The man shuffled down the hall, opened the closed door, and disappeared within. I turned and went into my own room. Looking about, I noticed there was a bed and a two-drawer dresser with a small mirror attached for shaving. Nothing else. I went to the bed and sat atop it. The fresh smell of the blanket and pillow held no reminder that someone else had slept on it. I set the candle on the dresser and went about untying my shoes. I put them beside the bed, hoisted my feet up, and weaved myself under the cover. I blew the candle out.
In spite of my heavy lids, I couldn't fall asleep. I turned onto my side and looked out the window of the room. Through the curtains, a shaft of moonlight shone onto the floor. The world outside was quiet. Being a native of New York, I was used to the sound of horses and carriages at all hours of the night; the shouting of people as they stumbled home from the saloon. I determined that's what it was: it was too quiet. The longer I lay there, the more I thought about the man on th
e street. Everything about his demeanor suggested he wasn't expecting to meet another person walking about. The sight of myself had nearly frightened him to death.
The picture of the man's fear-stricken face stayed with me. It was there when I closed my eyes: the hollow eyes, the balding head with the wind moving about the last remaining strands of hair, the red beard. The man's face was with me when sleep came, washing over me in a wave of discomfort.
I awoke. The room was dark. The shaft of moonlight had moved away from my window with the rotation of the moon. With my eyes adjusted to the darkness, I could make out the shapes of the room. I threw the cover off me and made my way to the pail in the corner. No matter how hard I tried, my mind couldn't wrap itself around the concept. The man had said they had an outhouse, but insisted I didn't use it—insisted I didn't go outside. Had there been a murder recently? Is that why he didn't want me going outside? I undid the button on my trousers and relieved my bladder. When I finished, I went to the window and looked out. The streetlights had been extinguished during my slumber, leaving the town cloaked in black. I went back to the bed and sat on the edge, still looking out the window.
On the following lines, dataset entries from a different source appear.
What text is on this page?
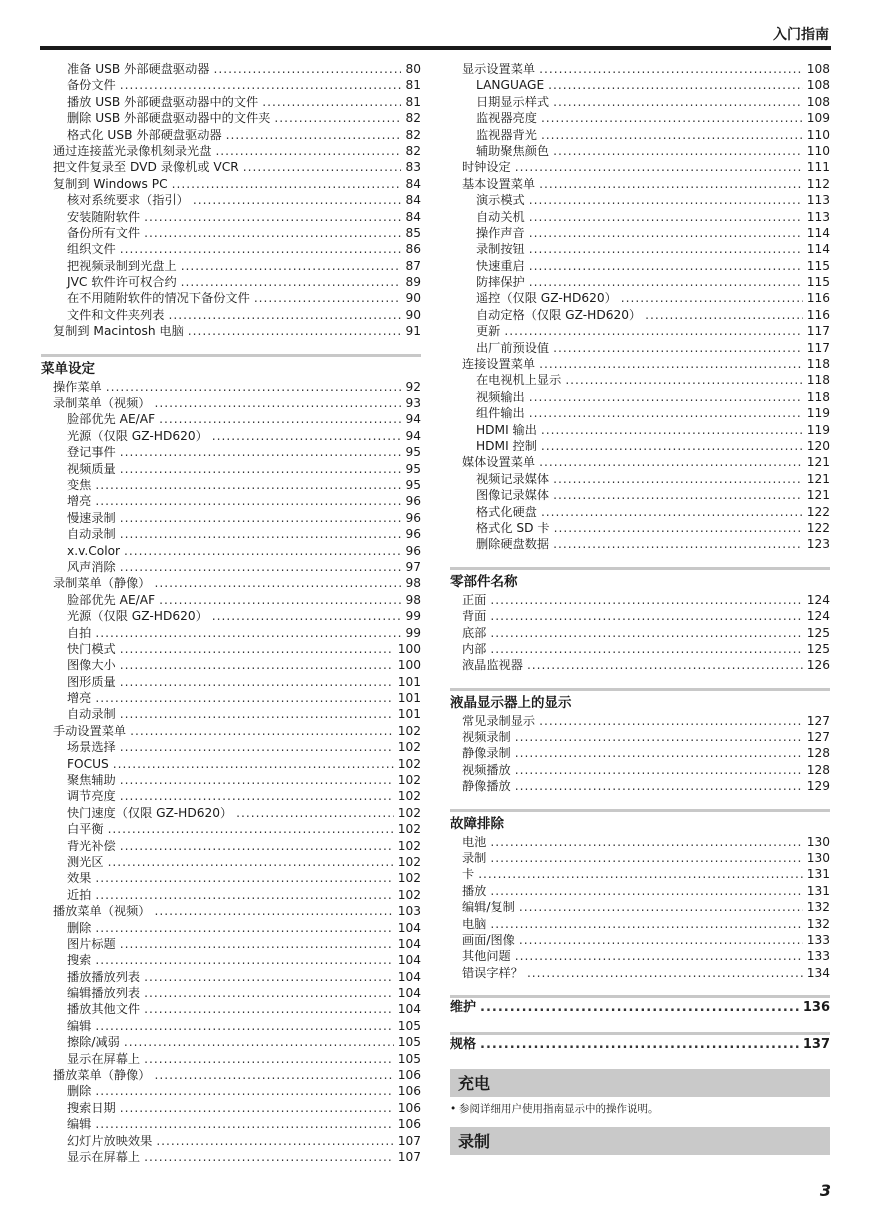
入门指南
准备 USB 外部硬盘驱动器 .....	80
备份文件 .....	81
播放 USB 外部硬盘驱动器中的文件 .....	81
删除 USB 外部硬盘驱动器中的文件夹 .....	82
格式化 USB 外部硬盘驱动器 .....	82
通过连接蓝光录像机刻录光盘 .....	82
把文件复录至 DVD 录像机或 VCR .....	83
复制到 Windows PC .....	84
核对系统要求（指引） .....	84
安装随附软件 .....	84
备份所有文件 .....	85
组织文件 .....	86
把视频录制到光盘上 .....	87
JVC 软件许可权合约 .....	89
在不用随附软件的情况下备份文件 .....	90
文件和文件夹列表 .....	90
复制到 Macintosh 电脑 .....	91
菜单设定
操作菜单 .....	92
录制菜单（视频） .....	93
脸部优先 AE/AF .....	94
光源（仅限 GZ-HD620） .....	94
登记事件 .....	95
视频质量 .....	95
变焦 .....	95
增亮 .....	96
慢速录制 .....	96
自动录制 .....	96
x.v.Color .....	96
风声消除 .....	97
录制菜单（静像） .....	98
脸部优先 AE/AF .....	98
光源（仅限 GZ-HD620） .....	99
自拍 .....	99
快门模式 .....	100
图像大小 .....	100
图形质量 .....	101
增亮 .....	101
自动录制 .....	101
手动设置菜单 .....	102
场景选择 .....	102
FOCUS .....	102
聚焦辅助 .....	102
调节亮度 .....	102
快门速度（仅限 GZ-HD620） .....	102
白平衡 .....	102
背光补偿 .....	102
测光区 .....	102
效果 .....	102
近拍 .....	102
播放菜单（视频） .....	103
删除 .....	104
图片标题 .....	104
搜索 .....	104
播放播放列表 .....	104
编辑播放列表 .....	104
播放其他文件 .....	104
编辑 .....	105
擦除/减弱 .....	105
显示在屏幕上 .....	105
播放菜单（静像） .....	106
删除 .....	106
搜索日期 .....	106
编辑 .....	106
幻灯片放映效果 .....	107
显示在屏幕上 .....	107
显示设置菜单 .....	108
LANGUAGE .....	108
日期显示样式 .....	108
监视器亮度 .....	109
监视器背光 .....	110
辅助聚焦颜色 .....	110
时钟设定 .....	111
基本设置菜单 .....	112
演示模式 .....	113
自动关机 .....	113
操作声音 .....	114
录制按钮 .....	114
快速重启 .....	115
防摔保护 .....	115
遥控（仅限 GZ-HD620） .....	116
自动定格（仅限 GZ-HD620） .....	116
更新 .....	117
出厂前预设值 .....	117
连接设置菜单 .....	118
在电视机上显示 .....	118
视频输出 .....	118
组件输出 .....	119
HDMI 输出 .....	119
HDMI 控制 .....	120
媒体设置菜单 .....	121
视频记录媒体 .....	121
图像记录媒体 .....	121
格式化硬盘 .....	122
格式化 SD 卡 .....	122
删除硬盘数据 .....	123
零部件名称
正面 .....	124
背面 .....	124
底部 .....	125
内部 .....	125
液晶监视器 .....	126
液晶显示器上的显示
常见录制显示 .....	127
视频录制 .....	127
静像录制 .....	128
视频播放 .....	128
静像播放 .....	129
故障排除
电池 .....	130
录制 .....	130
卡 .....	131
播放 .....	131
编辑/复制 .....	132
电脑 .....	132
画面/图像 .....	133
其他问题 .....	133
错误字样？ .....	134
维护 .....	136
规格 .....	137
充电
• 参阅详细用户使用指南显示中的操作说明。
录制
3
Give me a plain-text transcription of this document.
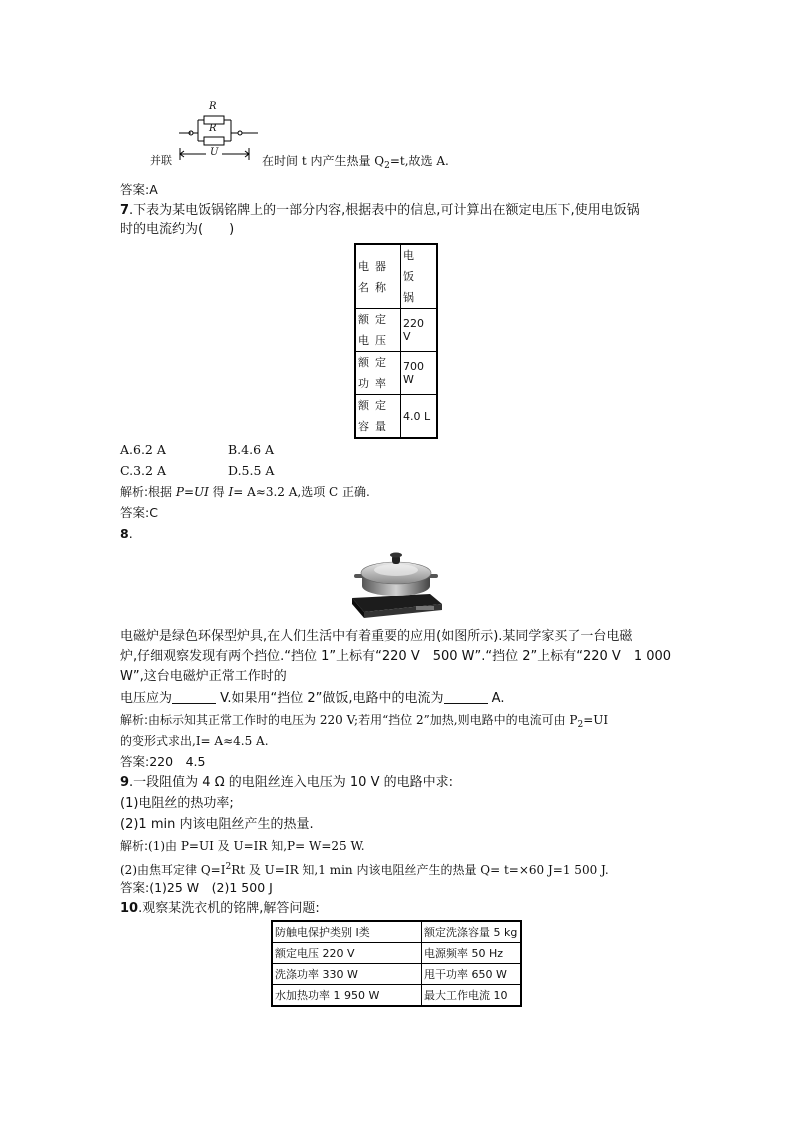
R
R
U
并联	在时间 t 内产生热量 $Q_2=t$,故选 A.
答案:A
7.下表为某电饭锅铭牌上的一部分内容,根据表中的信息,可计算出在额定电压下,使用电饭锅
时的电流约为(　　)
电器名称	电饭锅
额定电压	220 V
额定功率	700 W
额定容量	4.0 L
A.6.2 A	B.4.6 A
C.3.2 A	D.5.5 A
解析:根据 P=UI 得 I= A≈3.2 A,选项 C 正确.
答案:C
8.
电磁炉是绿色环保型炉具,在人们生活中有着重要的应用(如图所示).某同学家买了一台电磁
炉,仔细观察发现有两个挡位.“挡位 1”上标有“220 V　500 W”.“挡位 2”上标有“220 V　1 000
W”,这台电磁炉正常工作时的
电压应为	V.如果用“挡位 2”做饭,电路中的电流为	A.
解析:由标示知其正常工作时的电压为 220 V;若用“挡位 2”加热,则电路中的电流可由 $P_2=UI$
的变形式求出,I= A≈4.5 A.
答案:220　4.5
9.一段阻值为 4 Ω 的电阻丝连入电压为 10 V 的电路中求:
(1)电阻丝的热功率;
(2)1 min 内该电阻丝产生的热量.
解析:(1)由 P=UI 及 U=IR 知,P= W=25 W.
(2)由焦耳定律 $Q=I^2Rt$ 及 U=IR 知,1 min 内该电阻丝产生的热量 Q= t=×60 J=1 500 J.
答案:(1)25 W　(2)1 500 J
10.观察某洗衣机的铭牌,解答问题:
防触电保护类别 Ⅰ类	额定洗涤容量 5 kg
额定电压 220 V	电源频率 50 Hz
洗涤功率 330 W	甩干功率 650 W
水加热功率 1 950 W	最大工作电流 10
What time of night, I couldn't tell. I had seen a clock in the foyer upon entering, but decided not to entertain myself by going to check the time. Instead, I checked the drawer for a box of matches. I found one in the bottom drawer, next to a Bible. I took the matches and lit the candle. The hue of the light casted shadows across the room, flickering ghosts. I no longer felt tired. I felt as if I had slept for days. I had it in my mind that I would stay awake until sunbreak, and then continue my travel. I didn't need a meal. There was food on my horse that would sustain me. But I needed something to do in the meantime. I pulled out the bottom drawer, got the Bible, and thumbed through it, reading a passage here and there.